Forgot to say, I re-looked at the photos and he can't be champagne, they have different colored eyes. The color forum has been down but I was just informed of the back up forum so I will ask there. I'm assuming he's a buckskin though... just a cool and not-typical shade


----------



## Rissa (Feb 10, 2009)

CheyAut said:


> Forgot to say, I re-looked at the photos and he can't be champagne, they have different colored eyes. The color forum has been down but I was just informed of the back up forum so I will ask there. I'm assuming he's a buckskin though... just a cool and not-typical shade



Cool thanks! His eyes are a dark brown.


----------



## HorseLuva97 (Jan 29, 2009)

your a really good photographer and he's beautiful


----------



## my2geldings (Feb 18, 2008)

Those are some really breath taking photos. Good for you, he's a gorgeous little thing


----------



## CheyAut (Nov 26, 2008)

Ok here are the responses so far... 

"If its a gaited horse it could be some shade of Champgne (sp?)..she could test him.. for some reason I dont think he is JUST Buckskin,he looks differnt."
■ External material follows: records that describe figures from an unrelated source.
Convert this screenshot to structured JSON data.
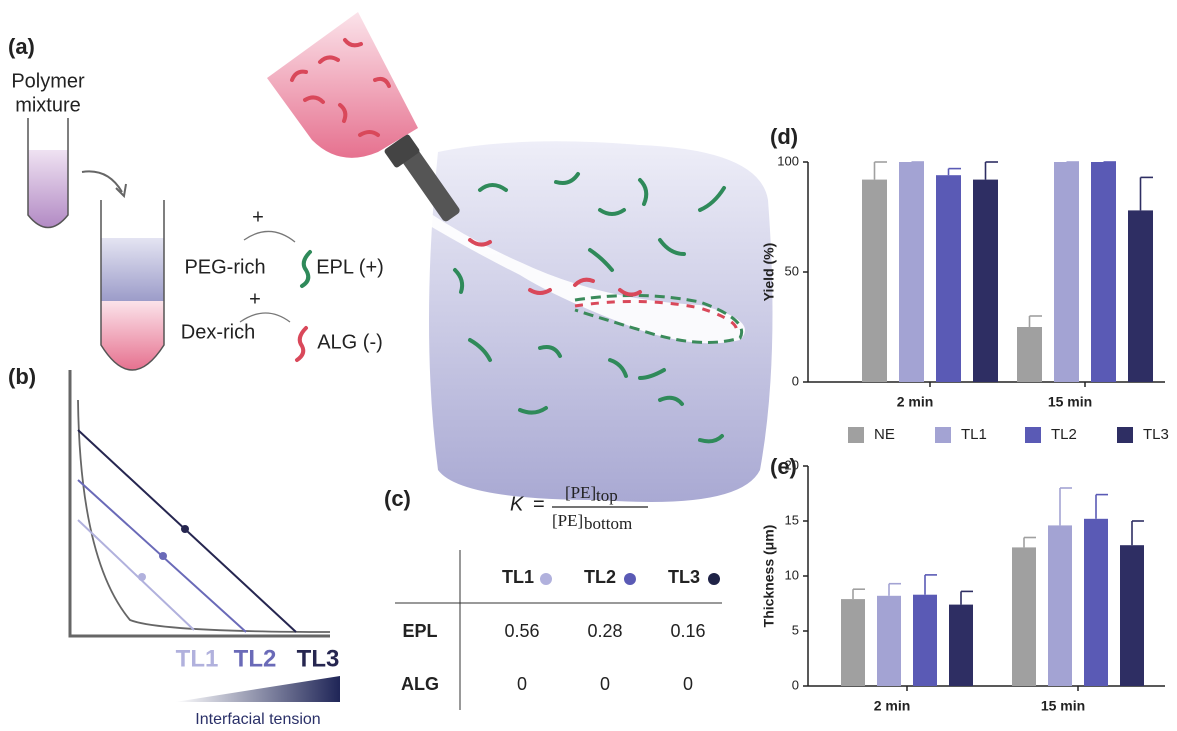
{
  "panel_a": {
    "label": "(a)",
    "mixture_lines": [
      "Polymer",
      "mixture"
    ],
    "peg_rich": "PEG-rich",
    "dex_rich": "Dex-rich",
    "plus": [
      "+",
      "+"
    ],
    "epl": "EPL (+)",
    "alg": "ALG (-)"
  },
  "panel_b": {
    "label": "(b)",
    "tie_lines": [
      "TL1",
      "TL2",
      "TL3"
    ],
    "gradient_label": "Interfacial tension"
  },
  "panel_c": {
    "label": "(c)",
    "formula": {
      "k": "K",
      "eq": "=",
      "numerator": "[PE]",
      "num_sub": "top",
      "denominator": "[PE]",
      "den_sub": "bottom"
    },
    "columns": [
      "TL1",
      "TL2",
      "TL3"
    ],
    "rows": [
      [
        "EPL",
        "0.56",
        "0.28",
        "0.16"
      ],
      [
        "ALG",
        "0",
        "0",
        "0"
      ]
    ]
  },
  "chart_data": [
    {
      "type": "bar",
      "panel": "(d)",
      "y_label": "Yield (%)",
      "categories": [
        "2 min",
        "15 min"
      ],
      "ylim": [
        0,
        100
      ],
      "yticks": [
        0,
        50,
        100
      ],
      "legend": "bottom",
      "series": [
        {
          "name": "NE",
          "color": "#a0a0a0",
          "values": [
            92,
            25
          ],
          "errors": [
            8,
            5
          ]
        },
        {
          "name": "TL1",
          "color": "#a3a3d3",
          "values": [
            100,
            100
          ],
          "errors": [
            0,
            0
          ]
        },
        {
          "name": "TL2",
          "color": "#5a5ab5",
          "values": [
            94,
            100
          ],
          "errors": [
            3,
            0
          ]
        },
        {
          "name": "TL3",
          "color": "#2e2e63",
          "values": [
            92,
            78
          ],
          "errors": [
            8,
            15
          ]
        }
      ]
    },
    {
      "type": "bar",
      "panel": "(e)",
      "y_label": "Thickness (μm)",
      "categories": [
        "2 min",
        "15 min"
      ],
      "ylim": [
        0,
        20
      ],
      "yticks": [
        0,
        5,
        10,
        15,
        20
      ],
      "series": [
        {
          "name": "NE",
          "color": "#a0a0a0",
          "values": [
            7.9,
            12.6
          ],
          "errors": [
            0.9,
            0.9
          ]
        },
        {
          "name": "TL1",
          "color": "#a3a3d3",
          "values": [
            8.2,
            14.6
          ],
          "errors": [
            1.1,
            3.4
          ]
        },
        {
          "name": "TL2",
          "color": "#5a5ab5",
          "values": [
            8.3,
            15.2
          ],
          "errors": [
            1.8,
            2.2
          ]
        },
        {
          "name": "TL3",
          "color": "#2e2e63",
          "values": [
            7.4,
            12.8
          ],
          "errors": [
            1.2,
            2.2
          ]
        }
      ]
    }
  ]
}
I replied with "I thought champagne at first, too, but the eye color isn't right for it I think? Champagne is the one color I really don't know well though "

"Yea , your right about the eye color, maybe Pearl? He jsut seems a bit odd for just plain Buckskin, especially in the shed/slick coat pic"
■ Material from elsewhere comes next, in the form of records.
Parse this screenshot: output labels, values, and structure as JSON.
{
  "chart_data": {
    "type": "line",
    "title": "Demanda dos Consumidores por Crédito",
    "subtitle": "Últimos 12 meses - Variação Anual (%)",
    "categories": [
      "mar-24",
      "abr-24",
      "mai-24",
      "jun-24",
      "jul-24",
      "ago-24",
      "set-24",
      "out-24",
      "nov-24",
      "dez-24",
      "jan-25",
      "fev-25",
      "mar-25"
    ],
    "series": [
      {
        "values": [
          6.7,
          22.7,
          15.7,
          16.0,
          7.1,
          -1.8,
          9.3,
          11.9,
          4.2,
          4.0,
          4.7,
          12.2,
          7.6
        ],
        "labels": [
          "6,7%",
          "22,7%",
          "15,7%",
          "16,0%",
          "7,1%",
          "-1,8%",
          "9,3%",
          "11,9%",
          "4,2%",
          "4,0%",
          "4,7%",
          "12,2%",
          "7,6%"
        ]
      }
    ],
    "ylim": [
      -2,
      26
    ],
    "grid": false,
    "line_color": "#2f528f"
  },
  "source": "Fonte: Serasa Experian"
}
"So is he gaited or not? Because seriously, before I even scrolled down to his ever-changing breed, I thought he looked like an Appaloosa and if so, that could be doing funky things to his color. I guess even if he is gaited he could be Appaloosa or part-Appaloosa. Hmm" (ps not all champagnes are gaited, but more champagnes are gaited than not)

"His eyes are amber, they're just a dark amber. His skin is lighter than I would expect of a cream dilute, so yes I think amber champagne is perfectly plausible. 
But, I have to say, my first instinct was palomino and I still wouldn't find it that surprising if he was"

"Ditto ACC. I say champagne but also wouldnt be surprised if he was palomino"



There is a lab that will test all colors (maybe not pearl as I think UCDavis is the only one who can test for that at this time?) for only $40. They're slower than the other labs, but much cheaper if you're getting multiple tests. I asked for the website for you if you're interested. If you'd like to join in on the discussion, the website for that forum is Equine Forum - Login go into horse color, buckskin? You'll have to join in order to see the threads. If the other site ever gets back up you can read on there, but no new members can get in as it requires approval and the owner is MIA, which probably has something to do with it being down!


----------



## CheyAut (Nov 26, 2008)

some more replies...

"I could see how he could be a palomino. His legs are really light"

"Chestnut with something funky going on... "

"tricky one... :S

first glace wild bay buckskin...
but then I see way too much mottling around the eye for a black based horse and the skin looks more Pally...
sooty pally...but what would sooty not leave a splotch anywhere but ankles and main and tail?
appy is a possibility imo....but I dont know enough about that, just that it does really wierd things to normal colors...
doesn't he look a little like that wierd QH (or was it paint?) that turned out to be a cream/pearl? wish I could remember his name....."

"Cream/Pearl would be much lighter IMO.
Palomino... if it can do this to the mane:
http://www.hilldalefarm.com/chexnujewel/chexnuchex3.jpg
"


----------